From 1968 to 1994, Kipniss created lithographs that followed the style and content of his paintings, whether generally or specifically. A commission from a print publisher in 1968 for five editions of lithographs precipitated his adoption of lithography as a medium.

Kipniss's first lithographs were done in black and white, but by 1970 he was also working in color. He taught himself "to lay in the most delicately light silvery tones on the surface of the limestone by maintaining an exceptionally sharp point on the lithographic pencil and drawing with no pressure other than the weight of the pencil itself." He built up a support so that his hand and wrist could "dangle" over the stone. By 1994 Kipniss had completed about 450 editions of lithographs, usually of 90 to 250 impressions, at the Burr Miller studio in Manhattan. He worked from 1969 with master printer Burr Miller and then with Steve and Terry, his sons.

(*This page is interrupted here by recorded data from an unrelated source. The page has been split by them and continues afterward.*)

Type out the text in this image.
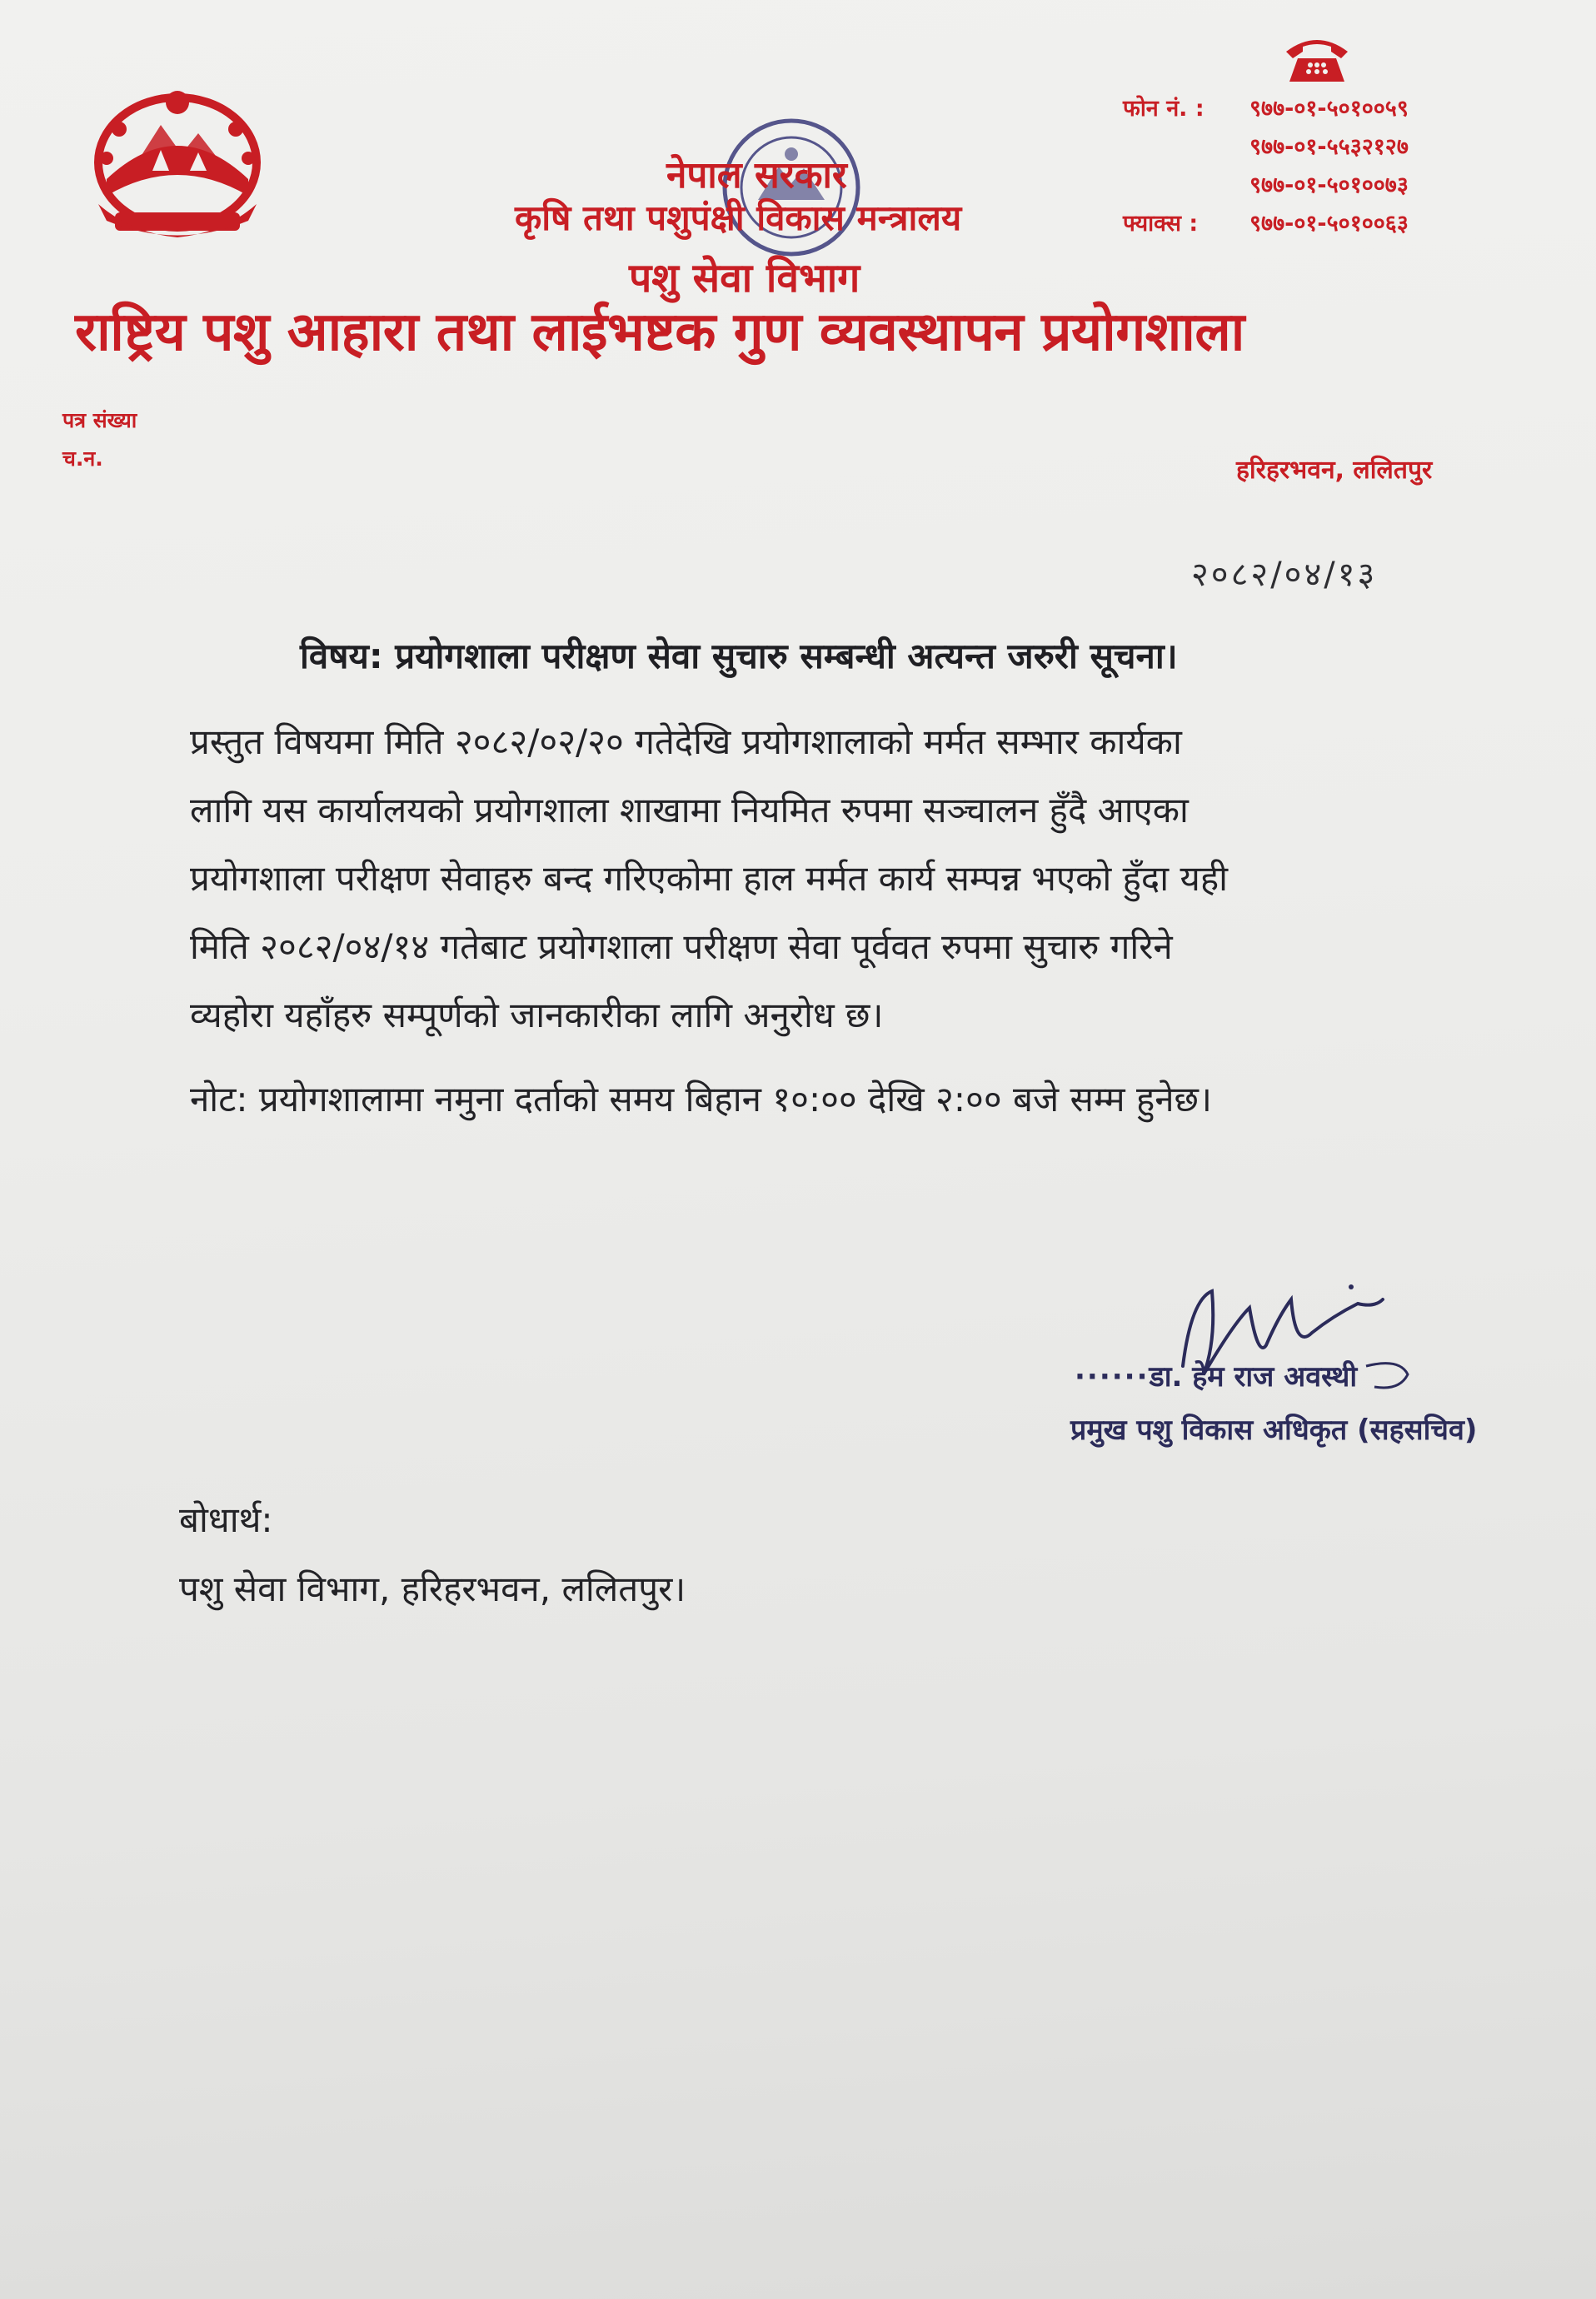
नेपाल सरकार
कृषि तथा पशुपंक्षी विकास मन्त्रालय
पशु सेवा विभाग
राष्ट्रिय पशु आहारा तथा लाईभष्टक गुण व्यवस्थापन प्रयोगशाला
फोन नं. :	९७७-०१-५०१००५९
९७७-०१-५५३२१२७
९७७-०१-५०१००७३
फ्याक्स :	९७७-०१-५०१००६३
पत्र संख्या
च.न.	हरिहरभवन, ललितपुर
२०८२/०४/१३
विषय: प्रयोगशाला परीक्षण सेवा सुचारु सम्बन्धी अत्यन्त जरुरी सूचना।
प्रस्तुत विषयमा मिति २०८२/०२/२० गतेदेखि प्रयोगशालाको मर्मत सम्भार कार्यका
लागि यस कार्यालयको प्रयोगशाला शाखामा नियमित रुपमा सञ्चालन हुँदै आएका
प्रयोगशाला परीक्षण सेवाहरु बन्द गरिएकोमा हाल मर्मत कार्य सम्पन्न भएको हुँदा यही
मिति २०८२/०४/१४ गतेबाट प्रयोगशाला परीक्षण सेवा पूर्ववत रुपमा सुचारु गरिने
व्यहोरा यहाँहरु सम्पूर्णको जानकारीका लागि अनुरोध छ।
नोट: प्रयोगशालामा नमुना दर्ताको समय बिहान १०:०० देखि २:०० बजे सम्म हुनेछ।
······डा. हेम राज अवस्थी
प्रमुख पशु विकास अधिकृत (सहसचिव)
बोधार्थ:
पशु सेवा विभाग, हरिहरभवन, ललितपुर।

In 1980 Kipniss began to draw on aluminum to make all of his lithographs, and by 1986 he was achieving an increased subtlety in the use of color with a light palette including "greens, blues, pinks, browns, and grays," as a critic noted that year. He added: "Kipniss enhances the remarkable purity and elegance of line in these lithographs by his restrained use of color. The delicate hues of his prints are of such extraordinary subtlety that it is only on careful examination that the viewer can recognize how complex they are, requiring as many as eight different plates to produce a single print." In 1994 Kipniss's concern with densely drawn fine tones led to increased difficulties in printing, and he gave up the medium.